Basierend auf Hydroxamsäure-, 2-Aminophenylamid- und Keton-HDAC-Inhibitoren wurden Syntheserouten für geschützte Aminosäurebausteine entworfen, die diese Strukturelemente als zinkbindende Gruppen enthalten. Durch das Einbetten der jeweiligen Bausteine in Peptidsonden mit einem minimalen Sequenzkontext wurden neue Werkzeuge geschaffen um endogene HDACs aus zellulären Lysaten zu isolieren. Verglichen mit Kontrollsonden, die entweder eine Hydroxamsäure mit breiter Spezifität oder unmodifiziertes Lysin enthielten, zeigte die 2-Aminophenylamid-Sonde in Pulldown-Experimenten eine ausgeprägte Selektivität für die Klasse-I-HDACs 1, 2 und 3. Die Keton-Sonde konnte im Vergleich zur Hydroxamsäure-Sonde HDAC1 der Klasse I effektiver gegenüber der Lysin-Kontrolle anreichern als HDAC6 der Klasse II. Die Untersuchungen wurden dann auf eine proteomweite Ebene ausgedehnt und die Interaktome ausgewählter Sonden bestimmt. Gegenüber der Hydroxamsäure-Kontrolle konnte dabei der HDAC3-NCoR /SMRT-Komplex an der 2-Aminopheylamid-Sonde signifikant angereichert werden, was die Fähigkeit peptidbasierter Affinitätssonden aufzeigt HDAC-Komplexe spezifisch adressieren zu können.
Das Design der HDAC-Affinitätssonden wurde anschließend im Hinblick auf Hochdurchsatzverfahren optimiert, die notwendig sind, um die Substratspezifität von HDACs in einem proteomweiten Umfang zu untersuchen. Zu diesem Zweck wurde ein Hochdurchsatz-Assay entwickelt, der auf dem Format von 96-Well-Platten basiert. Ein Sondendesign wurde entworfen, das es ermöglicht vollständig synthetisierte Peptide selektiv aus einem rohen Produktgemisch mittels eines N-terminalen Thiol-Ankers zu isolieren und somit eine zeitaufwendige Reinigung zu umgehen.
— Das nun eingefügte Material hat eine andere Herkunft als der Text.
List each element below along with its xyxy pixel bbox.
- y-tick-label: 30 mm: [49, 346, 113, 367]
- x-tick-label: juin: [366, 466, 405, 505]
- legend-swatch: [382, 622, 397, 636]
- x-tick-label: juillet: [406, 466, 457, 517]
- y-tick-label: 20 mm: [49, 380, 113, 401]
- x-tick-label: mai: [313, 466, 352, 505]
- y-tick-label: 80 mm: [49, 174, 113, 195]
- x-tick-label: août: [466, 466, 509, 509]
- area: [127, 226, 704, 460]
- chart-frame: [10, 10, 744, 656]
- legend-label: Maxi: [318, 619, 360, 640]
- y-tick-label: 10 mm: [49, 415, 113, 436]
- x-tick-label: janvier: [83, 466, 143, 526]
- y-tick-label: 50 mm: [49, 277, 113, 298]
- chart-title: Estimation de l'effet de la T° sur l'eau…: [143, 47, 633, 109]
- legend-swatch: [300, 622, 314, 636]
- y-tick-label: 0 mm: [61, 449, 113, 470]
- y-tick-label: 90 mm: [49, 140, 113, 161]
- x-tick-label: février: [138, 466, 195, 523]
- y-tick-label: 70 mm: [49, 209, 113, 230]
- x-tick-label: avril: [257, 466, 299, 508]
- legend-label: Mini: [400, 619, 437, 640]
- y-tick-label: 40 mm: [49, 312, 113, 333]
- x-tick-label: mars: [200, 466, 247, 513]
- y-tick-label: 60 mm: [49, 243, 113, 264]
Der neu entwickelte 96-Well-Assay wurde dann angewendet, um den Einfluss von Peptidsequenzkontexten auf die Selektivität von HDACs zu bewerten. Dazu wurden potentielle Substrate von HDAC6 untersucht, die in Zellen mit verminderter HDAC6-Aktivität identifiziert wurden. Die Mehrheit der getesteten Sequenzen war dabei in der Lage HDAC6 an den entsprechenden Hydroxamsäure-Sonden gegenüber den Lysin-Kontrollen anzureichern, während HDAC1 unspezifisch oder nur schwach rekrutiert wurde. Ausgewählte Sequenzkontextsonden wurden im Detail mittels MS-gestützter Proteomik charakterisiert, was es ermöglichte spezifische Interaktionsprofile der jeweiligen Sonden mit potentiellen HDAC6-Bindingspartnern zu ermitteln, die an vielfältigen biologischen Prozessen beteiligt sind, wie Transkriptionsfaktoren, Proteine des Cytoskeletts oder Komponenten des Ubiquitin-Proteasom-Systems. Abschließend konnte mittels eines MALDI-MS-basierten, kinetischen Assays und Acetyllysin-Substraten gezeigt werden, dass der jeweilige Peptidsequenzkontext einen fein abgestuften Einfluss auf die Geschwindigkeit der durch HDAC6 katalysierten Deacetylierungsreaktion ausübt.